Kanäle sind völlig im Eimer

Wenn in der südöstlichen Altstadt die Kanalarbeiten laufen, "wird das einiges an Aufschrei hervorrufen", war sich Bürgermeister Martin Preuß am Mittwochnachmittag in der Bauausschuss-Sitzung ziemlich sicher. Er sprach von einem "Riesenkraftakt für alle Beteiligten". Archivbild: Huber

Kanzlerin Merkel würde in diesem Fall wieder einmal die Alternativlosigkeit ausrufen. In der südöstlichen Altstadt ist die Erneuerung der Kanäle ein Muss. Das wird sehr aufwendig und kostet viel Geld. "Jetzt sind wir erschlagen von den Maßnahmen, die auf uns zukommen", sagte Bürgermeister Martin Preuß im Bauausschuss.

Zuvor hatte Tiefbauamtsleiter Norbert Füger Klartext gesprochen. Die Schmutzwasserkanäle am Paulanerplatz, in der Paulanergasse, in der Oberen und Unteren Nabburger Straße, im Münz-, Schanz- und Haberlochgäßchen sowie in der Miltärspitalgasse seien in einem derart desolaten Zutand, dass Erneuerungen "unvermeidlich sind".
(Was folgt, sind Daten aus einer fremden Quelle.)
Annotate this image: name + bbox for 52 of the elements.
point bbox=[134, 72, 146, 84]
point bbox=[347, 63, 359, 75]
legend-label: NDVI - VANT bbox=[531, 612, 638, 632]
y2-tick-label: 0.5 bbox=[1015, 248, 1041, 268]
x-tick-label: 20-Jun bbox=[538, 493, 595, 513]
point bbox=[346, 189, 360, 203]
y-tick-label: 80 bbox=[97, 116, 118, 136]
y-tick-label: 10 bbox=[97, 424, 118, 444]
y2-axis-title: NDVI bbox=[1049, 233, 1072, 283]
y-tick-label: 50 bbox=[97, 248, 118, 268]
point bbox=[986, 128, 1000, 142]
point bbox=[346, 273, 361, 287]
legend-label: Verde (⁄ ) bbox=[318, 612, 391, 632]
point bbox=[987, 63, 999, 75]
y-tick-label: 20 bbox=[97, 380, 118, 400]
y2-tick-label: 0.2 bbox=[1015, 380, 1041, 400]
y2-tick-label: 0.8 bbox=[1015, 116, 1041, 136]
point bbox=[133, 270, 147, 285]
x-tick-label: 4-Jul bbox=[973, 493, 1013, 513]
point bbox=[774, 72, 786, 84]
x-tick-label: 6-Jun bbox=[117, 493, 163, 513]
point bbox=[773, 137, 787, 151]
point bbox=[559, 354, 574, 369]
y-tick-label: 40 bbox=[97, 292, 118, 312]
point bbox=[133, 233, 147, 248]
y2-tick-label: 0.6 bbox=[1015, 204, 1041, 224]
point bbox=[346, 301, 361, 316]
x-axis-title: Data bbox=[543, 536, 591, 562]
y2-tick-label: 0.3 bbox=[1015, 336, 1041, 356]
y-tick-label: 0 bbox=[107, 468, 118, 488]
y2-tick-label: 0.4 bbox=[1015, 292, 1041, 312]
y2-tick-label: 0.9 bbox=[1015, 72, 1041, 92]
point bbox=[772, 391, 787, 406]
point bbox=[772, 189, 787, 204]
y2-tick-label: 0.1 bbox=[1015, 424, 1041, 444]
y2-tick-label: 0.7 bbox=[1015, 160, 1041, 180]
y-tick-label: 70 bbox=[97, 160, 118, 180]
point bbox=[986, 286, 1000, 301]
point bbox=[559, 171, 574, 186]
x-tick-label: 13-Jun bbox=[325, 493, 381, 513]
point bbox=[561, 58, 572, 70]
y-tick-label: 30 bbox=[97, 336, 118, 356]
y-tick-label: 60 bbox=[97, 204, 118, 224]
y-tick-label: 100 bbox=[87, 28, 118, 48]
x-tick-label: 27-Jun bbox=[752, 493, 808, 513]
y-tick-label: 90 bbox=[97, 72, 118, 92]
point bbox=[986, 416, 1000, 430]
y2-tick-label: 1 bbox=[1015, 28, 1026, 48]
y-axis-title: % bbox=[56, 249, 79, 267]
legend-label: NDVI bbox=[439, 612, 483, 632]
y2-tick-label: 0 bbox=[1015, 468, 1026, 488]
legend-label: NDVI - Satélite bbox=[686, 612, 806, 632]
Bei den Hausanschlüssen dürfte das erfahrungsgemäß ähnlich sein. Denn in diesem Bereich der Altstadt liege die erste Kanalgeneration Ambergs unter der Erde, zwischen den beiden Weltkriegen hergestellt.

Entwässerungsleitungen hätten in der Regel eine Lebensdauer von 80 Jahren, manche würden vielleicht 100 halten. In den genannten Straßenzügen würden zum Teil sehr aggressive Abwässer anfallen, zum Beispiel aus dem Brauereibetrieb. Besonders schlimm sei es im Schanzgäßchen, wo sich die Rohrwand bereits auflöse.

"Wir sind noch ganz im Anfangsplanungsstadium", betonte Füger. Aber sicher sei: "Das geht nicht ohne Straßensperrungen. Das Geschäftsleben in der östlichen Altstadt wird beeinträchtigt werden." Und: "Es sind viele Provisorien erforderlich." Den Ladenbesitzern gab Füger das Signal: Von Allerheiligen bis zum Ende des Winterschlussverkaufs "müssen die Geschäfte Vorrang haben".

Bei den Kanalarbeiten rechnet der Tiefbauamtsleiter mit Kosten von 2,5 bis 3 Millionen Euro, bei der Neugestaltung der Straßen und Plätze mit rund 4 Millionen. Durchziehen könnte man das Projekt von 2017 bis 2020. "Das wäre ein ehrgeiziges Ziel", meinte Füger.

Es sei "allerhöchste Eisenbahn", merkte Uli Hübner (SPD) an. Das sehe auch seine Fraktion so. Seine ebenfalls, pflichtete Bernhard Schöppl (CSU) bei. Er plädierte wie sein Bauausschuss-Kollege dafür, den Straßen gleich nach der Kanalsanierung die neue Oberfläche zu verpassen. Geht vermutlich nicht in allen Fällen, entgegnete Füger. Alle waren sich aber einig: Wichtig ist, die Belastungen für Anwohner und Geschäfte "so kurz wie möglich zu halten". Bürgermeister Martin Preuß pochte in diesem Zusammenhang auf eine "frühzeitige und enge Einbindung der Betroffenen" - und auf einen barrierefreien Ausbau. Der Ausschuss schloss sich auch dem einstimmig an.